Build fluency in the vocabulary of tracking objects as white, gray, or black to safely collect garbage concurrently with the application.
0 / 5 completed
1 / 5
A teammate explains that a concurrent garbage collector tracks each object as white, meaning unvisited, gray, meaning visited but its references not yet scanned, or black, meaning fully scanned, to safely reclaim memory while the application keeps running and mutating references. What algorithm is being described?
Tri-color marking is exactly this: every object is classified as white if unvisited, gray if visited but its outgoing references have not yet been scanned, or black if fully scanned along with all its references, and this invariant lets a concurrent collector safely reclaim only white objects at the end of a pass, even while the application mutates references during collection, as long as a write barrier prevents a black object from ever pointing directly to a white one. A DNS zone transfer is an unrelated concept about replicating name server records. This white-gray-black-invariant approach is exactly why tri-color marking underlies concurrent and incremental garbage collectors.
2 / 5
During a design review, the team relies on tri-color marking with a write barrier for a low-latency service that cannot tolerate long stop-the-world pauses, specifically so collection can proceed concurrently with the application mutating object references. Which capability does this provide?
Tri-color marking with a write barrier here provides safe concurrent collection despite the application mutating references mid-pass, since the write barrier prevents a black object from ever pointing directly to an unmarked white object, which would otherwise let a live object be mistakenly reclaimed. A stop-the-world collector that halts the application for the entire marking phase avoids that hazard by simply not letting the application run concurrently at all, at the cost of a longer pause. This safe-concurrent-mutation behavior is exactly why tri-color marking is favored for low-latency services.
3 / 5
In a code review, a dev notices a garbage collector marks objects reachable from the roots but has no write barrier to catch a black object later being mutated to point at a white object, while the application keeps running concurrently during marking.
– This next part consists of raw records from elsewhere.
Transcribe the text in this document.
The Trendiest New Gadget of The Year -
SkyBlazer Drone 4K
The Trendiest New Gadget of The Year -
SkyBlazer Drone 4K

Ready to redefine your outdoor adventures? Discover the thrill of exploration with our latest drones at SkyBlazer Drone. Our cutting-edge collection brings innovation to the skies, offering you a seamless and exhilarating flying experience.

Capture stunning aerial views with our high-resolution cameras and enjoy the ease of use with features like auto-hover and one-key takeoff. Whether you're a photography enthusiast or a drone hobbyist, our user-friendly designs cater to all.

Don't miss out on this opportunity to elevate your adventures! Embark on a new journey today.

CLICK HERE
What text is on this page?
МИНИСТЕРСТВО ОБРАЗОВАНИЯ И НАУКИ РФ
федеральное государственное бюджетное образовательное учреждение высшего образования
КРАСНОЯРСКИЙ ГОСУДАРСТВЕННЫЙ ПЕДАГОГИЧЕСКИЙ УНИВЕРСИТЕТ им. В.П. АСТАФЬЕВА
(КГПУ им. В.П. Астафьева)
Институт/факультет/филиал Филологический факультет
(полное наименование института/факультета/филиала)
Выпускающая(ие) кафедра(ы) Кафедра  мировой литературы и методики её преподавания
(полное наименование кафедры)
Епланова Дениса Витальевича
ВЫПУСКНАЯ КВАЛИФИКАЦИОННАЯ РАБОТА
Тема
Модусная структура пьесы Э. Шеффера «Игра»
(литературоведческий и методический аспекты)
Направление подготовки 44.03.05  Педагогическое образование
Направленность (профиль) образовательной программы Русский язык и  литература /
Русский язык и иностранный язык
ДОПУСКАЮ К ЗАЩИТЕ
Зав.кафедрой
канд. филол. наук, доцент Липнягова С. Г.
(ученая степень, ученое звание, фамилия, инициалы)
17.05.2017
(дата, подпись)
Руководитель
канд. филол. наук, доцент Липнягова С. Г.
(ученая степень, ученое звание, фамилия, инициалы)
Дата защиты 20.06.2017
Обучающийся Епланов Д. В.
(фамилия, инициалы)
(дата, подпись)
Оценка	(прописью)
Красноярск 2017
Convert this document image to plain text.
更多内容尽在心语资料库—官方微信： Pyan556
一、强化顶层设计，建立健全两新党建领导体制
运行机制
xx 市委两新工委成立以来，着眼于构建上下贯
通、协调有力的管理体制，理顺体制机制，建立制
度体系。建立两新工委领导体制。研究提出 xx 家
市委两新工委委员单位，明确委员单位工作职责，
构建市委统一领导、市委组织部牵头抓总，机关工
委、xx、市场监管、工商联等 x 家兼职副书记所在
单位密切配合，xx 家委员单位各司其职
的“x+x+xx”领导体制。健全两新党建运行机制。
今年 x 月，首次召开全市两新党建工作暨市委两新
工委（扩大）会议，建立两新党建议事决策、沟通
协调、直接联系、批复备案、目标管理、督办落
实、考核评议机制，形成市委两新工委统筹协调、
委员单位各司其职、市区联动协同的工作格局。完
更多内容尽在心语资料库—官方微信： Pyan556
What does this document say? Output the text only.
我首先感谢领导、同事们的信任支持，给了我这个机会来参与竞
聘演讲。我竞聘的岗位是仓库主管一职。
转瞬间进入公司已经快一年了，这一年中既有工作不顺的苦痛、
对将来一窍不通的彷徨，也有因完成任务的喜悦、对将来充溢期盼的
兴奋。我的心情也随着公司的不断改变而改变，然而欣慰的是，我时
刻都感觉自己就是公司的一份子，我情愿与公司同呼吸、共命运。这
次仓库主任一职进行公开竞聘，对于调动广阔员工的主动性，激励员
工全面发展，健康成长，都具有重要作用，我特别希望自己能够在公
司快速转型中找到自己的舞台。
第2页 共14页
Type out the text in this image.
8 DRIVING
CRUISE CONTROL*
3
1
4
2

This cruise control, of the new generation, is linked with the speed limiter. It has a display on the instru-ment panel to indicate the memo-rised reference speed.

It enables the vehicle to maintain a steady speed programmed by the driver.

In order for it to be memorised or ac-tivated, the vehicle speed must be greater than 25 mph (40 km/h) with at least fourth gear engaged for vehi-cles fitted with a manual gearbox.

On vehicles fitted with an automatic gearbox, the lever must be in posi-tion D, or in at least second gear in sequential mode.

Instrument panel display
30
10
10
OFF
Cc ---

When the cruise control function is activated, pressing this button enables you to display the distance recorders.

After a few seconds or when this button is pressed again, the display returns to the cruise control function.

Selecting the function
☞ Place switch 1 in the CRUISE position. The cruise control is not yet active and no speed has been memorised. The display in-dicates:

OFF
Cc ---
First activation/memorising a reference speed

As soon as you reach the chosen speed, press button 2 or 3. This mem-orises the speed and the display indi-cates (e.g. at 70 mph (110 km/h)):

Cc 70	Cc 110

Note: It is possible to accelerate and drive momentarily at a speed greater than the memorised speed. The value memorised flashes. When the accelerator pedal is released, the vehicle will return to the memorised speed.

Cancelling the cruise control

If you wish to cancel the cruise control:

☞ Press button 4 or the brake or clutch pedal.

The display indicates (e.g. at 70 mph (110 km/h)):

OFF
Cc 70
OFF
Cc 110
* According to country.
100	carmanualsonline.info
What does this represent?
This is a missed tri-color-marking safety requirement, since without a write barrier a black object can end up pointing at a white object that gets wrongly reclaimed. A cache eviction policy is an unrelated concept about discarded cache entries. This missing-write-barrier gap is exactly the kind of correctness hazard a reviewer flags once marking must remain safe while the application runs concurrently.
4 / 5
An incident report shows a service crashed with a use-after-free-style corruption because a concurrent collector reclaimed an object that a black object still referenced, since no write barrier caught the black-to-white reference created after that object was marked. What practice would prevent this?
Adding a proper write barrier to the tri-color-marking implementation ensures a mutation creating a black-to-white reference is caught and the white object is kept alive instead of being wrongly reclaimed. Continuing to run concurrent marking without any write barrier regardless of how many black-to-white references get created during mutation is exactly what caused the corruption described in this incident. This write-barrier-enforced-invariant approach is the standard fix once concurrent marking is confirmed to need it for safety.
5 / 5
During a PR review, a teammate asks why the team reaches for tri-color marking with a write barrier instead of a simple stop-the-world mark phase that halts the application entirely while scanning, given that stopping the world avoids any write-barrier complexity. What is the reasoning?
Tri-color marking trades write-barrier bookkeeping overhead on every reference mutation for the ability to collect concurrently without a long application pause, while stop-the-world marking is simpler but freezes the application for the full scan. This is exactly why tri-color marking is favored in low-latency, garbage-collected runtimes, while stop-the-world marking remains acceptable when brief full-application pauses are tolerable.